I wonder, however, given the static variables, if you're not trying to
implement some sort of co-routine; that each time you call the function,
you output one higher than the previous time. In this case, I'd
recommend maintaining the state in a class, rather than using static
variables. In addition the function will need some sort of return value
so that the caller will know when it's finished, and the caller will
have to loop. Something like the following should do the trick:
class CoRoutine
{
int i;
public:
CoRoutine() : i( 0 ) {}
bool function()
{
if ( i < 10 ) {
std::cout << i <<std::endl;
++ i;
}
return i < 10;
}
};
int
main()
{
CoRoutine c;
while ( c.function() ) {
}
return 0;
}
(There's still no need for goto, of course.)
This won't work since after the return statement, the compiler leaves the function ignoring all statements after it.
Also, using labels is ugly, horrible and unmaintainable.

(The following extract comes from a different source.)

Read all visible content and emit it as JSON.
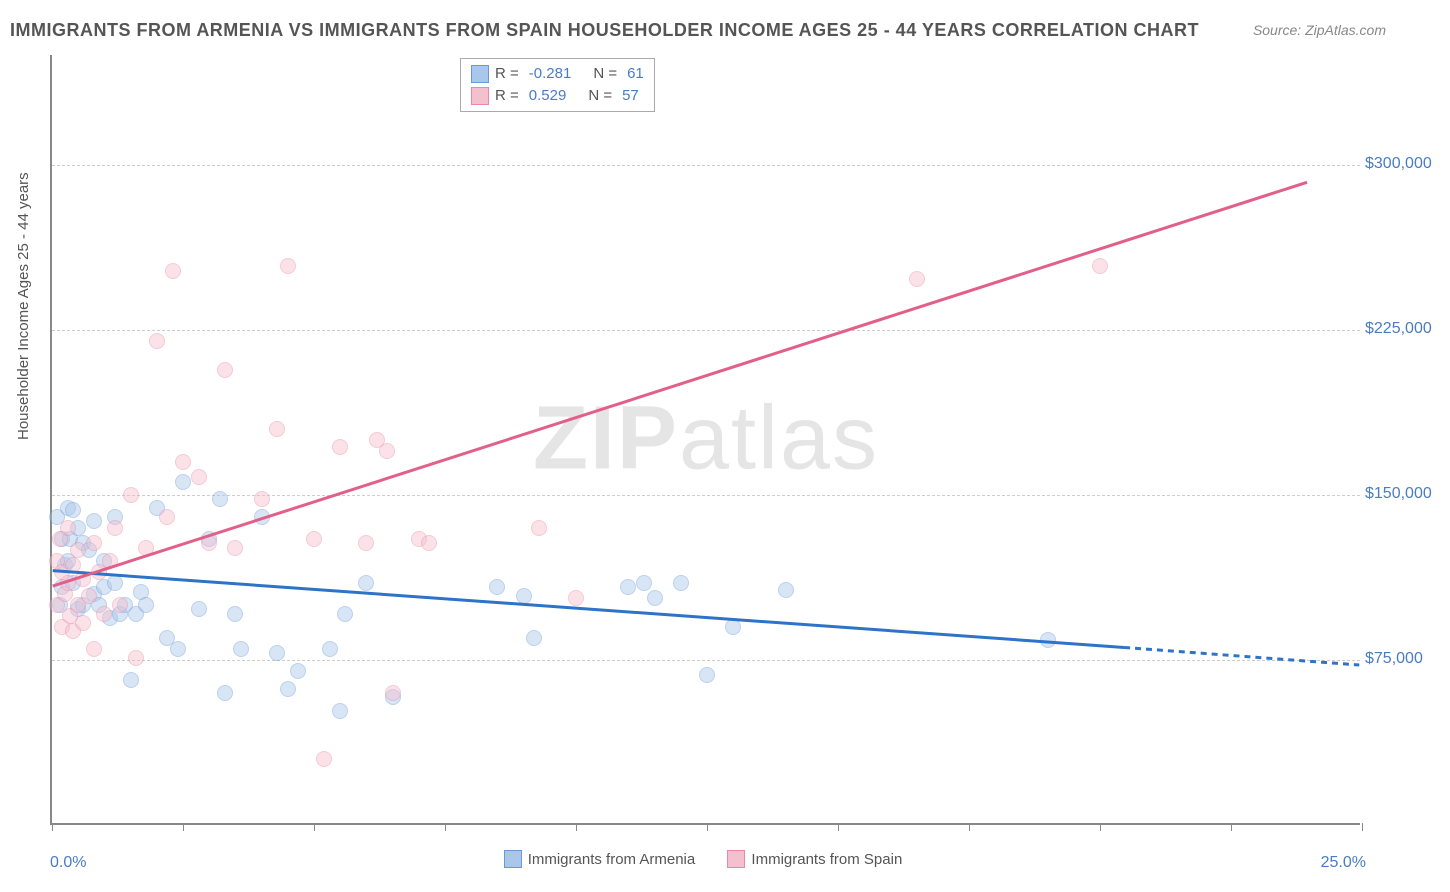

Why are you using them? Do you want the maintenance guy arriving at your house with a chain-saw?
After executing the return statement the execution returns from function().....
So initially when i=0, "return i" returns 0 and it is displayed on screen
You should use recursive call to function to get it executed and more over your use of GOTO is a typical example of why we should avoid using goto.
void function(void)
{
static int i=0;
for(;i<10;)
{
cout<<i;
i++;
function();
}
}
void main()
{
function();
}
but if you still want to use goto statements then use this
void function(void)
{
static int i =0;
lablelA:
cout<<i;
i++;
if(i == 10)
return;
goto lablelA;
}
Jumping to labeL1 is jumping in a loop with uninitialized variable i. How could this go right? This is only 1 of the reasons to avoid goto.
EDIT: actually, it should probably work as some sort of poor man's generator (because of the static local variables), but still the case of i >= 10 should be handled. Now it is returning nothing. So your main concern in the code is that you need a loop in main to call function maximum 10 times.
Still, this is not a construct I would want to see in real code.
The code reminds me of Coroutines in C.
To print 0, 1, etc you should call the function several times. That's the whole point.